After connecting to the bastion host, keep it running in your terminal. Now you can connect to your endpoint with any tool using localhost:10000.

Example with DbVisualizer:

Test Connection with beeline

beeline is a client for running Spark SQL queries on a Thrift Server via the command line with a JDBC connection.

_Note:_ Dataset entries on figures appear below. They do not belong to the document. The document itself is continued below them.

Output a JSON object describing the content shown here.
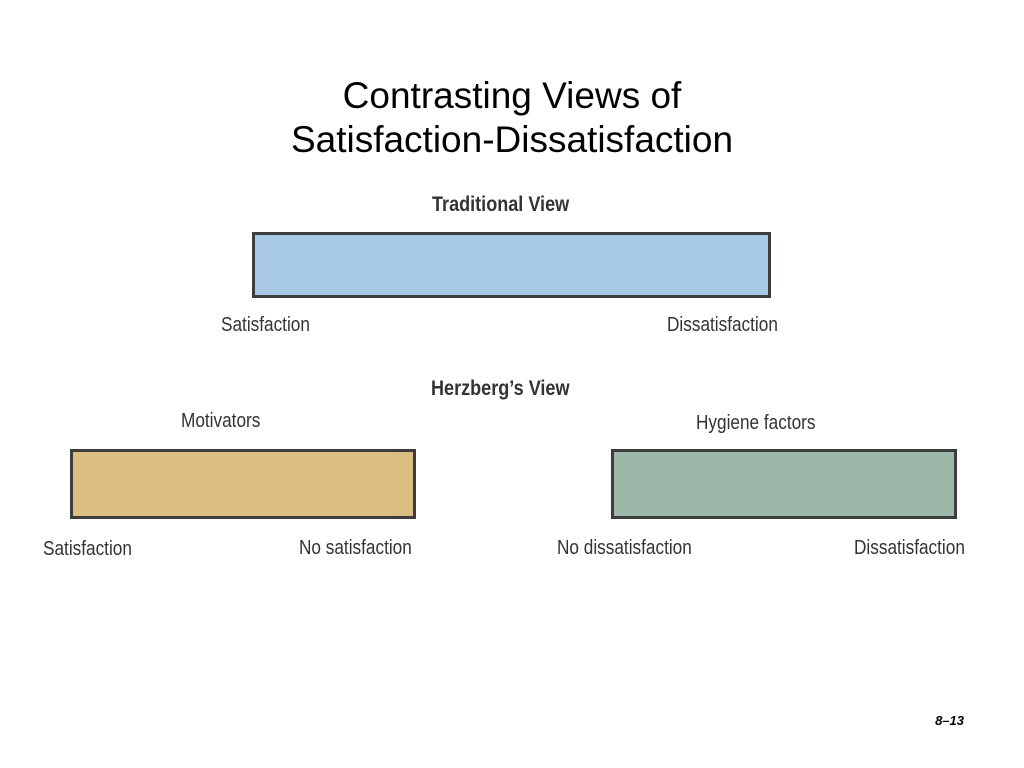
{
  "slide": {
    "title_line1": "Contrasting Views of",
    "title_line2": "Satisfaction-Dissatisfaction",
    "page_number": "8–13"
  },
  "traditional": {
    "heading": "Traditional View",
    "left_label": "Satisfaction",
    "right_label": "Dissatisfaction",
    "color": "#a7c9e7"
  },
  "herzberg": {
    "heading": "Herzberg’s View",
    "motivators": {
      "title": "Motivators",
      "left_label": "Satisfaction",
      "right_label": "No satisfaction",
      "color": "#dcbe83"
    },
    "hygiene": {
      "title": "Hygiene factors",
      "left_label": "No dissatisfaction",
      "right_label": "Dissatisfaction",
      "color": "#9db8a8"
    }
  }
}
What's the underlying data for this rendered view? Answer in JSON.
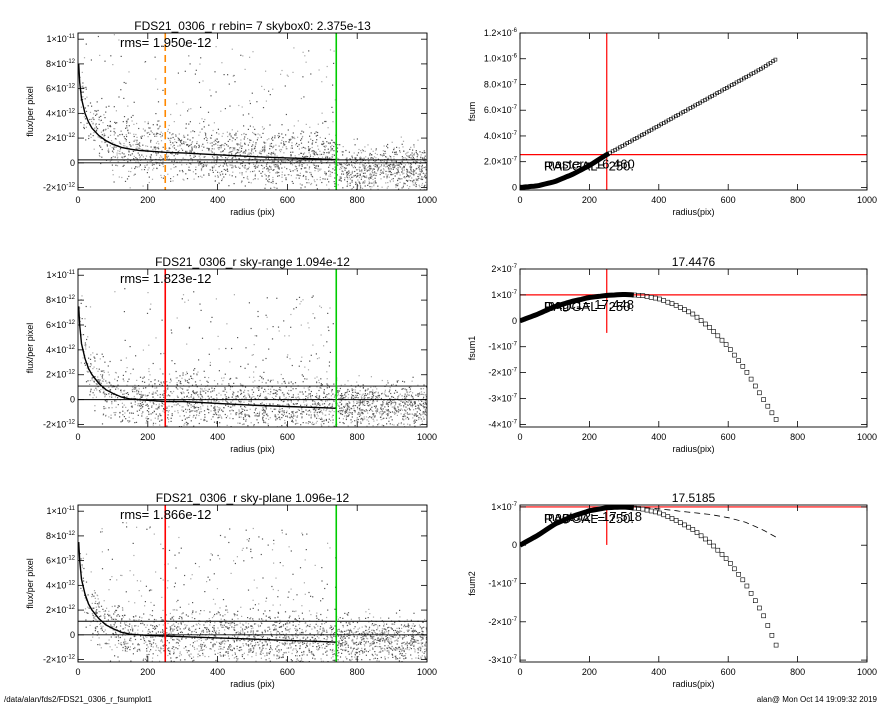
{
  "footer": {
    "path": "/data/alan/fds2/FDS21_0306_r_fsumplot1",
    "stamp": "alan@  Mon Oct 14 19:09:32 2019"
  },
  "chart_data": [
    {
      "id": "p1",
      "type": "scatter",
      "title": "FDS21_0306_r rebin= 7    skybox0:  2.375e-13",
      "annotation": "rms= 1.950e-12",
      "xlabel": "radius (pix)",
      "ylabel": "flux/per pixel",
      "xlim": [
        0,
        1000
      ],
      "ylim": [
        -2.2e-12,
        1.05e-11
      ],
      "xticks": [
        0,
        200,
        400,
        600,
        800,
        1000
      ],
      "yticks": [
        {
          "v": -2e-12,
          "m": "-2",
          "e": "-12"
        },
        {
          "v": 0,
          "m": "0",
          "e": ""
        },
        {
          "v": 2e-12,
          "m": "2",
          "e": "-12"
        },
        {
          "v": 4e-12,
          "m": "4",
          "e": "-12"
        },
        {
          "v": 6e-12,
          "m": "6",
          "e": "-12"
        },
        {
          "v": 8e-12,
          "m": "8",
          "e": "-12"
        },
        {
          "v": 1e-11,
          "m": "1",
          "e": "-11"
        }
      ],
      "hlines": [
        0,
        2.375e-13
      ],
      "vlines": [
        {
          "x": 250,
          "color": "#ff8800",
          "dash": true
        },
        {
          "x": 740,
          "color": "#00cc00",
          "dash": false
        }
      ],
      "profile": [
        [
          2,
          8e-12
        ],
        [
          5,
          6.5e-12
        ],
        [
          10,
          5.2e-12
        ],
        [
          20,
          4e-12
        ],
        [
          30,
          3.3e-12
        ],
        [
          40,
          2.8e-12
        ],
        [
          60,
          2.2e-12
        ],
        [
          80,
          1.8e-12
        ],
        [
          100,
          1.5e-12
        ],
        [
          125,
          1.25e-12
        ],
        [
          150,
          1.1e-12
        ],
        [
          175,
          1e-12
        ],
        [
          200,
          9.5e-13
        ],
        [
          250,
          8.5e-13
        ],
        [
          300,
          8e-13
        ],
        [
          400,
          6.5e-13
        ],
        [
          500,
          5e-13
        ],
        [
          600,
          4e-13
        ],
        [
          700,
          3e-13
        ],
        [
          740,
          2.5e-13
        ]
      ],
      "colors": {
        "scatter_dark": "#555555",
        "scatter_light": "#a8a8a8",
        "profile": "#000000"
      }
    },
    {
      "id": "p2",
      "type": "line",
      "title": "",
      "annotation": "",
      "xlabel": "radius(pix)",
      "ylabel": "fsum",
      "xlim": [
        0,
        1000
      ],
      "ylim": [
        -2e-08,
        1.2e-06
      ],
      "xticks": [
        0,
        200,
        400,
        600,
        800,
        1000
      ],
      "yticks": [
        {
          "v": 0,
          "m": "0",
          "e": ""
        },
        {
          "v": 2e-07,
          "m": "2.0",
          "e": "-7"
        },
        {
          "v": 4e-07,
          "m": "4.0",
          "e": "-7"
        },
        {
          "v": 6e-07,
          "m": "6.0",
          "e": "-7"
        },
        {
          "v": 8e-07,
          "m": "8.0",
          "e": "-7"
        },
        {
          "v": 1e-06,
          "m": "1.0",
          "e": "-6"
        },
        {
          "v": 1.2e-06,
          "m": "1.2",
          "e": "-6"
        }
      ],
      "marker_labels": [
        {
          "text": "master= 16.460"
        },
        {
          "text": "RADGAL=  250."
        }
      ],
      "crosshair": {
        "x": 250,
        "y": 2.55e-07,
        "color": "#ff0000"
      },
      "series": [
        {
          "points": [
            [
              0,
              0
            ],
            [
              50,
              1.2e-08
            ],
            [
              100,
              4.5e-08
            ],
            [
              150,
              1e-07
            ],
            [
              200,
              1.7e-07
            ],
            [
              250,
              2.55e-07
            ],
            [
              300,
              3.3e-07
            ],
            [
              400,
              4.8e-07
            ],
            [
              500,
              6.3e-07
            ],
            [
              600,
              7.8e-07
            ],
            [
              700,
              9.3e-07
            ],
            [
              740,
              1e-06
            ]
          ],
          "style": "thick"
        }
      ]
    },
    {
      "id": "p3",
      "type": "scatter",
      "title": "FDS21_0306_r sky-range  1.094e-12",
      "annotation": "rms= 1.823e-12",
      "xlabel": "radius (pix)",
      "ylabel": "flux/per pixel",
      "xlim": [
        0,
        1000
      ],
      "ylim": [
        -2.2e-12,
        1.05e-11
      ],
      "xticks": [
        0,
        200,
        400,
        600,
        800,
        1000
      ],
      "yticks": [
        {
          "v": -2e-12,
          "m": "-2",
          "e": "-12"
        },
        {
          "v": 0,
          "m": "0",
          "e": ""
        },
        {
          "v": 2e-12,
          "m": "2",
          "e": "-12"
        },
        {
          "v": 4e-12,
          "m": "4",
          "e": "-12"
        },
        {
          "v": 6e-12,
          "m": "6",
          "e": "-12"
        },
        {
          "v": 8e-12,
          "m": "8",
          "e": "-12"
        },
        {
          "v": 1e-11,
          "m": "1",
          "e": "-11"
        }
      ],
      "hlines": [
        0,
        1.094e-12
      ],
      "vlines": [
        {
          "x": 250,
          "color": "#ff0000",
          "dash": false
        },
        {
          "x": 740,
          "color": "#00cc00",
          "dash": false
        }
      ],
      "profile": [
        [
          2,
          7.5e-12
        ],
        [
          5,
          6e-12
        ],
        [
          10,
          4.5e-12
        ],
        [
          20,
          3.3e-12
        ],
        [
          30,
          2.5e-12
        ],
        [
          40,
          2e-12
        ],
        [
          60,
          1.3e-12
        ],
        [
          80,
          8e-13
        ],
        [
          100,
          5e-13
        ],
        [
          125,
          2e-13
        ],
        [
          150,
          5e-14
        ],
        [
          200,
          -5e-14
        ],
        [
          250,
          -1.5e-13
        ],
        [
          300,
          -1.5e-13
        ],
        [
          400,
          -3e-13
        ],
        [
          500,
          -4.5e-13
        ],
        [
          600,
          -5.5e-13
        ],
        [
          700,
          -6.5e-13
        ],
        [
          740,
          -7e-13
        ]
      ],
      "colors": {
        "scatter_dark": "#555555",
        "scatter_light": "#a8a8a8",
        "profile": "#000000"
      }
    },
    {
      "id": "p4",
      "type": "line",
      "title": "17.4476",
      "annotation": "",
      "xlabel": "radius(pix)",
      "ylabel": "fsum1",
      "xlim": [
        0,
        1000
      ],
      "ylim": [
        -4.1e-07,
        2e-07
      ],
      "xticks": [
        0,
        200,
        400,
        600,
        800,
        1000
      ],
      "yticks": [
        {
          "v": -4e-07,
          "m": "-4",
          "e": "-7"
        },
        {
          "v": -3e-07,
          "m": "-3",
          "e": "-7"
        },
        {
          "v": -2e-07,
          "m": "-2",
          "e": "-7"
        },
        {
          "v": -1e-07,
          "m": "-1",
          "e": "-7"
        },
        {
          "v": 0,
          "m": "0",
          "e": ""
        },
        {
          "v": 1e-07,
          "m": "1",
          "e": "-7"
        },
        {
          "v": 2e-07,
          "m": "2",
          "e": "-7"
        }
      ],
      "marker_labels": [
        {
          "text": "magc1= 17.448"
        },
        {
          "text": "RADGAL=  250."
        }
      ],
      "crosshair": {
        "x": 250,
        "y": 1e-07,
        "color": "#ff0000"
      },
      "series": [
        {
          "points": [
            [
              0,
              0
            ],
            [
              50,
              2.5e-08
            ],
            [
              100,
              5.5e-08
            ],
            [
              150,
              7.5e-08
            ],
            [
              200,
              9e-08
            ],
            [
              250,
              9.8e-08
            ],
            [
              300,
              1.02e-07
            ],
            [
              350,
              9.8e-08
            ],
            [
              400,
              8.5e-08
            ],
            [
              450,
              6e-08
            ],
            [
              500,
              2.5e-08
            ],
            [
              550,
              -3e-08
            ],
            [
              600,
              -1e-07
            ],
            [
              650,
              -1.9e-07
            ],
            [
              700,
              -3e-07
            ],
            [
              740,
              -3.85e-07
            ]
          ],
          "style": "thick-to-squares",
          "switch_x": 330
        }
      ]
    },
    {
      "id": "p5",
      "type": "scatter",
      "title": "FDS21_0306_r sky-plane  1.096e-12",
      "annotation": "rms= 1.866e-12",
      "xlabel": "radius (pix)",
      "ylabel": "flux/per pixel",
      "xlim": [
        0,
        1000
      ],
      "ylim": [
        -2.2e-12,
        1.05e-11
      ],
      "xticks": [
        0,
        200,
        400,
        600,
        800,
        1000
      ],
      "yticks": [
        {
          "v": -2e-12,
          "m": "-2",
          "e": "-12"
        },
        {
          "v": 0,
          "m": "0",
          "e": ""
        },
        {
          "v": 2e-12,
          "m": "2",
          "e": "-12"
        },
        {
          "v": 4e-12,
          "m": "4",
          "e": "-12"
        },
        {
          "v": 6e-12,
          "m": "6",
          "e": "-12"
        },
        {
          "v": 8e-12,
          "m": "8",
          "e": "-12"
        },
        {
          "v": 1e-11,
          "m": "1",
          "e": "-11"
        }
      ],
      "hlines": [
        0,
        1.096e-12
      ],
      "vlines": [
        {
          "x": 250,
          "color": "#ff0000",
          "dash": false
        },
        {
          "x": 740,
          "color": "#00cc00",
          "dash": false
        }
      ],
      "profile": [
        [
          2,
          7.5e-12
        ],
        [
          5,
          6e-12
        ],
        [
          10,
          4.5e-12
        ],
        [
          20,
          3.3e-12
        ],
        [
          30,
          2.5e-12
        ],
        [
          40,
          2e-12
        ],
        [
          60,
          1.3e-12
        ],
        [
          80,
          8e-13
        ],
        [
          100,
          5e-13
        ],
        [
          125,
          2e-13
        ],
        [
          150,
          5e-14
        ],
        [
          200,
          -5e-14
        ],
        [
          250,
          -1e-13
        ],
        [
          300,
          -1.5e-13
        ],
        [
          400,
          -2.5e-13
        ],
        [
          500,
          -3.5e-13
        ],
        [
          600,
          -4.5e-13
        ],
        [
          700,
          -5.5e-13
        ],
        [
          740,
          -6e-13
        ]
      ],
      "colors": {
        "scatter_dark": "#555555",
        "scatter_light": "#a8a8a8",
        "profile": "#000000"
      }
    },
    {
      "id": "p6",
      "type": "line",
      "title": "17.5185",
      "annotation": "",
      "xlabel": "radius(pix)",
      "ylabel": "fsum2",
      "xlim": [
        0,
        1000
      ],
      "ylim": [
        -3.05e-07,
        1.05e-07
      ],
      "xticks": [
        0,
        200,
        400,
        600,
        800,
        1000
      ],
      "yticks": [
        {
          "v": -3e-07,
          "m": "-3",
          "e": "-7"
        },
        {
          "v": -2e-07,
          "m": "-2",
          "e": "-7"
        },
        {
          "v": -1e-07,
          "m": "-1",
          "e": "-7"
        },
        {
          "v": 0,
          "m": "0",
          "e": ""
        },
        {
          "v": 1e-07,
          "m": "1",
          "e": "-7"
        }
      ],
      "marker_labels": [
        {
          "text": "magtot2= 17.518"
        },
        {
          "text": "RADGAL=  250."
        }
      ],
      "crosshair": {
        "x": 250,
        "y": 1e-07,
        "color": "#ff0000"
      },
      "series": [
        {
          "points": [
            [
              0,
              0
            ],
            [
              50,
              2.5e-08
            ],
            [
              100,
              5.5e-08
            ],
            [
              150,
              7.5e-08
            ],
            [
              200,
              9e-08
            ],
            [
              250,
              9.8e-08
            ],
            [
              300,
              1e-07
            ],
            [
              350,
              9.5e-08
            ],
            [
              400,
              8.5e-08
            ],
            [
              450,
              6.5e-08
            ],
            [
              500,
              4e-08
            ],
            [
              550,
              5e-09
            ],
            [
              600,
              -4e-08
            ],
            [
              650,
              -1e-07
            ],
            [
              700,
              -1.8e-07
            ],
            [
              740,
              -2.65e-07
            ]
          ],
          "style": "thick-to-squares",
          "switch_x": 330
        },
        {
          "points": [
            [
              330,
              1e-07
            ],
            [
              400,
              9.5e-08
            ],
            [
              450,
              9e-08
            ],
            [
              500,
              8.5e-08
            ],
            [
              550,
              8e-08
            ],
            [
              600,
              7.2e-08
            ],
            [
              650,
              6e-08
            ],
            [
              700,
              4e-08
            ],
            [
              740,
              2e-08
            ]
          ],
          "style": "dashed"
        }
      ]
    }
  ]
}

  1. SSH into your bastion host (skip this if you are already connected to the bastion host in a local terminal)
  2. Download the beeline client included in the Spark 3.5.2 (with Hadoop3) distribution
  3. Find your SQL Cluster endpoint on the Cluster details page in the Onehouse console
  4. Use the beeline CLI for interactive queries with the following command (make sure to specify a database):
        $ beeline -u jdbc:hive2://<SQL-CLUSTER-ENDPOINT>:10000/<DATABASE-NAME>
    Here are some sample commands with the beeline CLI:
    1. Find an existing table in the Onehouse console or with SQL:
      $ show databases;
      $ use <database>;
      $ show tables;
    2. Query the existing table with beeline
      $ select * from <database>.<table>;
      beeline_query
  5. Use beeline to execute queries from a file on your bastion host using the following command (make sure to specify a database):
        $ beeline -u jdbc:hive2://<SQL-CLUSTER-ENDPOINT>:10000/<DATABASE-NAME> -f <SQL-FILEPATH-TO-EXECUTE>
    Note: For best performance, run beeline in interactive mode (step 4) to avoid new session startup time with each query.

Example with Visual Studio Code

You can connect Visual Studio Code (VS Code) to the SQL Cluster from within your VPC. With VS Code, you can create and edit files in the VPC (eg. SQL queries or dbt models) and run commands via command line.

  1. Connect VS Code to your bastion host using SSH (see tutorial). You will need to install the Remote SSH VS Code plugin from Microsoft and create a configuration file with the credentials for your bastion host. remote_ssh
  2. After VS Code is connected to your bastion host, you will be able to connect to the SQL Cluster from within the VPC to run read/write queries (eg. with beeline) and dbt models.